Order pipeline with status tracking. Confirmed orders land in the owner's app, marked Pending. The owner sees a clean order list with customer name, products, totals, and status chips. He packs, ships, marks Sent. The status round-trips back into the customer record so the AI knows for next time.
What we built
- Mobile management app for the owner. Home dashboard with overview stats (total orders, pending, customers, low stock), Orders list with status chips, Products inventory with stock badges, Customers, Offers, Profile.
- Inventory aging detector. Daily automated scan that finds 3+ month stale SKUs and queues them for approval.
- Owner approval workflow. Every outbound batch passes through a human gate before fire.
- Multi-tool AI agent. Six structured tools for search, order creation, cancellation, customer history, product images, business info.
- WhatsApp integration. Handles real-world WhatsApp identity quirks (LID name fallback) and stays compliant with platform messaging rules.
- Order pipeline. Pending to Packed to Shipped to marked-as-sent, with status visible to both the owner and (via the AI) the customer.
- Multi-language conversation. Serbian primary, plus any locale the underlying AI supports, with handling for messy local dialect.
December 2025 trial period, what actually happened
- 5,413 customer messages routed through the AI
- 1,230 AI tool invocations across the 6 tools
- 42 orders processed end-to-end through the pipeline
- 20 low-stock alerts auto-triggered
- Zero crashes
- Zero "I don't understand" fallbacks
- Approximately 45 hours of manual reply work avoided every week
- Infrastructure cost: around $15 per month
The system did the job. The owner has since decided to keep the customer relationship hands-on for now, and that is his call. The stack itself is shippable, meaning this exact architecture is available for the next operator who wants the loop deployed for their business.
Architecture choices we made
- One human decision in the daily loop. Everything else is automated. The owner approves outbound; the AI handles inbound. Cleanest responsibility split we have shipped.
- Free-form natural language in the customer's language. Not menu-driven, not button-driven. The AI works in whatever language the customer messages in, including local dialect.
- Owner-app and AI-agent share one data store.
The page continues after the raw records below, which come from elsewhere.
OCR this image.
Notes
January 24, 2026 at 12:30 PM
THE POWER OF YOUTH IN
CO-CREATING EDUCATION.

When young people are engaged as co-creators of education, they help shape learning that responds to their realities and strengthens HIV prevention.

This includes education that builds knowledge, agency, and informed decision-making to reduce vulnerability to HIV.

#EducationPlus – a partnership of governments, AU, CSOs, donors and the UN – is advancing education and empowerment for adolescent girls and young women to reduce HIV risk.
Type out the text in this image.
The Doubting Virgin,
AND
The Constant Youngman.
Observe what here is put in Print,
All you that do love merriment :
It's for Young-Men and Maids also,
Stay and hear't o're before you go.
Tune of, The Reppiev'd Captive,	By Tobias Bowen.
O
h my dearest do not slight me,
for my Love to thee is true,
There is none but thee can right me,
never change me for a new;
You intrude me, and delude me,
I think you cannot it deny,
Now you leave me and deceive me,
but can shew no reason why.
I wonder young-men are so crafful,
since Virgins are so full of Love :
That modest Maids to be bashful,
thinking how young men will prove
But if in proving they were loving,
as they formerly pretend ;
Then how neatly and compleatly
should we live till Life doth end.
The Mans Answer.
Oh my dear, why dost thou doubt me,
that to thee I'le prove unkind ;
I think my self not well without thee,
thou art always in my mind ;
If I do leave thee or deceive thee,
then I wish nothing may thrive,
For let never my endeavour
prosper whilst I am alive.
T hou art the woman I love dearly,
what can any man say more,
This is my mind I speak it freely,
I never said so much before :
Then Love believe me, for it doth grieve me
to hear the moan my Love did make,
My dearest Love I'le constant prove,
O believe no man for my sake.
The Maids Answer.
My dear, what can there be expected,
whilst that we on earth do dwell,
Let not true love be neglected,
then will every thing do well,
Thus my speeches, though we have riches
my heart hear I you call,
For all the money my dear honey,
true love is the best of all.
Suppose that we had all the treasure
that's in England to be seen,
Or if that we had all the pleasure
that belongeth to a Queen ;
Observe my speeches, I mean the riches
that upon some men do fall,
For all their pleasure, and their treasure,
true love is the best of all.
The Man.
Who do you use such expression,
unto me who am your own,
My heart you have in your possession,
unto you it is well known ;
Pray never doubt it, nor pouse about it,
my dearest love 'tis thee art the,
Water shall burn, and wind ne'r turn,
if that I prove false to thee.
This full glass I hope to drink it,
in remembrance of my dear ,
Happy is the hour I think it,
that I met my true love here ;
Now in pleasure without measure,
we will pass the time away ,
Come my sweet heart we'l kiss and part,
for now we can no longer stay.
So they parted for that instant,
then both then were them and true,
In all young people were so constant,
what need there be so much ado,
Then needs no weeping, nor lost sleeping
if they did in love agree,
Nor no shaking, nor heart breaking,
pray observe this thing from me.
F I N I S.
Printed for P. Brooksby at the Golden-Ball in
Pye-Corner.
Everything the AI sees, the owner sees, and vice versa. No sync drift, no two-source-of-truth confusion.
- Vertical AI sales team framing, not support chatbot. This is not customer-support automation. It is the entire revenue loop running with one human gate. That is a different category of system, and the architecture reflects it.
- Lean infrastructure. Production system runs on a single small server. Total monthly infrastructure cost is two-digit dollars.
Most AI-in-commerce pitches automate one step, badly. A chatbot on the support inbox. A recommender on the product page. A copy generator for the marketing emails. They look impressive in demos and fall apart in real workflows because each tool sees only its own slice of the loop. Mobilni Market needed something different: AI that automates the entire revenue loop, with one human approval gate to keep brand control where it belongs. That is not customer support automation. It is a tiny vertical AI sales team, deployed for one operator, ready to deploy for the next. We built the first. We can build the next in days, not quarters.